No início da tarde, ônibus ficaram parados em vias como as avenidas Leonardo Malcher e Constantino Nery, nas proximidades do Terminal de Integração 1 (T1). Por volta das 16h, os motoristas foram orientados a retornar com os veículos para as garagens. Enquanto isso, ônibus do transporte alternativo e executivo foram autorizados a transportar passageiros na região central da cidade.
No começo de julho, o Tribunal Regional do Trabalho da 11ª Região (TRT-11) determinou, por meio de liminar, que as empresas do transporte coletivo paguem 40% dos salários até o dia 20 de cada mês (ou no dia útil anterior, quando a data cair em fim de semana ou feriado) e os 60% restantes até o quinto dia útil do mês seguinte.
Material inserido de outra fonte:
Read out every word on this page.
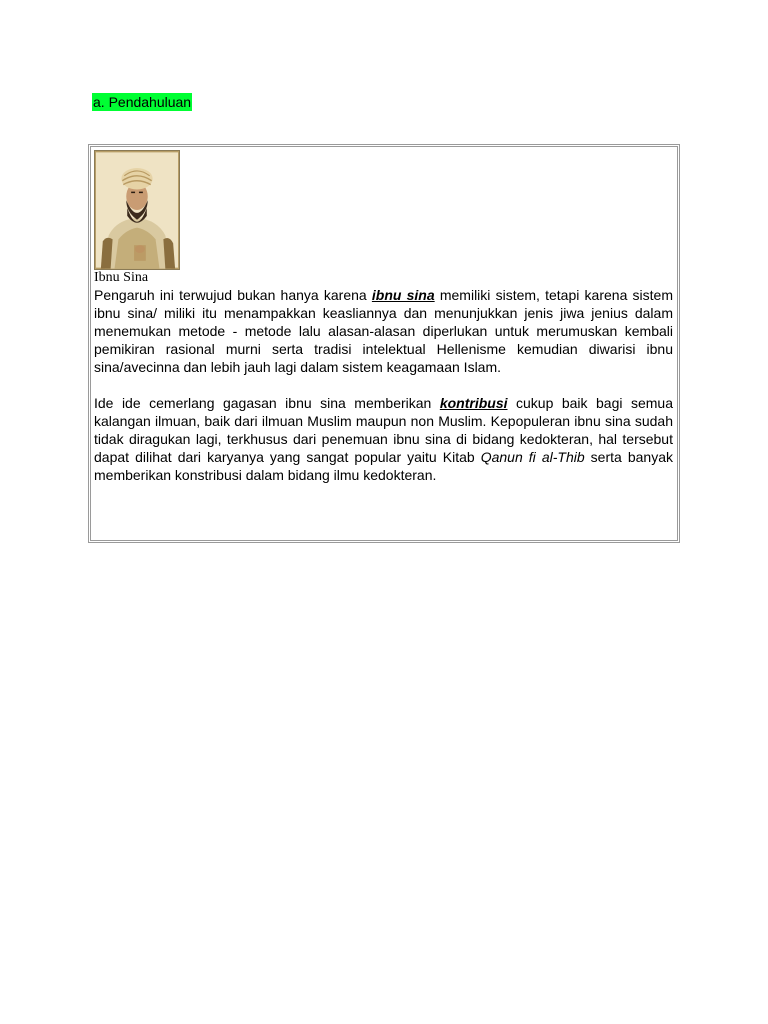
a. Pendahuluan
Ibnu Sina

Pengaruh ini terwujud bukan hanya karena ibnu sina memiliki sistem, tetapi karena sistem ibnu sina/ miliki itu menampakkan keasliannya dan menunjukkan jenis jiwa jenius dalam menemukan metode - metode lalu alasan-alasan diperlukan untuk merumuskan kembali pemikiran rasional murni serta tradisi intelektual Hellenisme kemudian diwarisi ibnu sina/avecinna dan lebih jauh lagi dalam sistem keagamaan Islam.

Ide ide cemerlang gagasan ibnu sina memberikan kontribusi cukup baik bagi semua kalangan ilmuan, baik dari ilmuan Muslim maupun non Muslim. Kepopuleran ibnu sina sudah tidak diragukan lagi, terkhusus dari penemuan ibnu sina di bidang kedokteran, hal tersebut dapat dilihat dari karyanya yang sangat popular yaitu Kitab Qanun fi al-Thib serta banyak memberikan konstribusi dalam bidang ilmu kedokteran.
De acordo com o sindicato, o prazo não foi cumprido.
O presidente da entidade, Givancir Oliveira, afirmou que a categoria decidiu suspender as atividades até que os salários sejam pagos.
Em nota, o Sindicato das Empresas de Transporte de Passageiros do Amazonas (Sinetram) informou que foi surpreendido pela paralisação e afirmou não ter recebido aviso prévio nem sido procurado pelo sindicato dos rodoviários para tratar do movimento. A entidade disse que adotará medidas judiciais para restabelecer a operação e espera que o serviço seja normalizado o mais rápido possível.
A Prefeitura de Manaus também se manifestou e informou que não possui débitos pendentes com o Sinetram em 2026, afirmando que todas as obrigações financeiras do município estão sendo cumpridas regularmente.
Já o Governo do Amazonas informou que cumpre integralmente todas as obrigações relacionadas ao Passe Livre Estudantil destinado aos alunos da rede estadual de ensino em Manaus.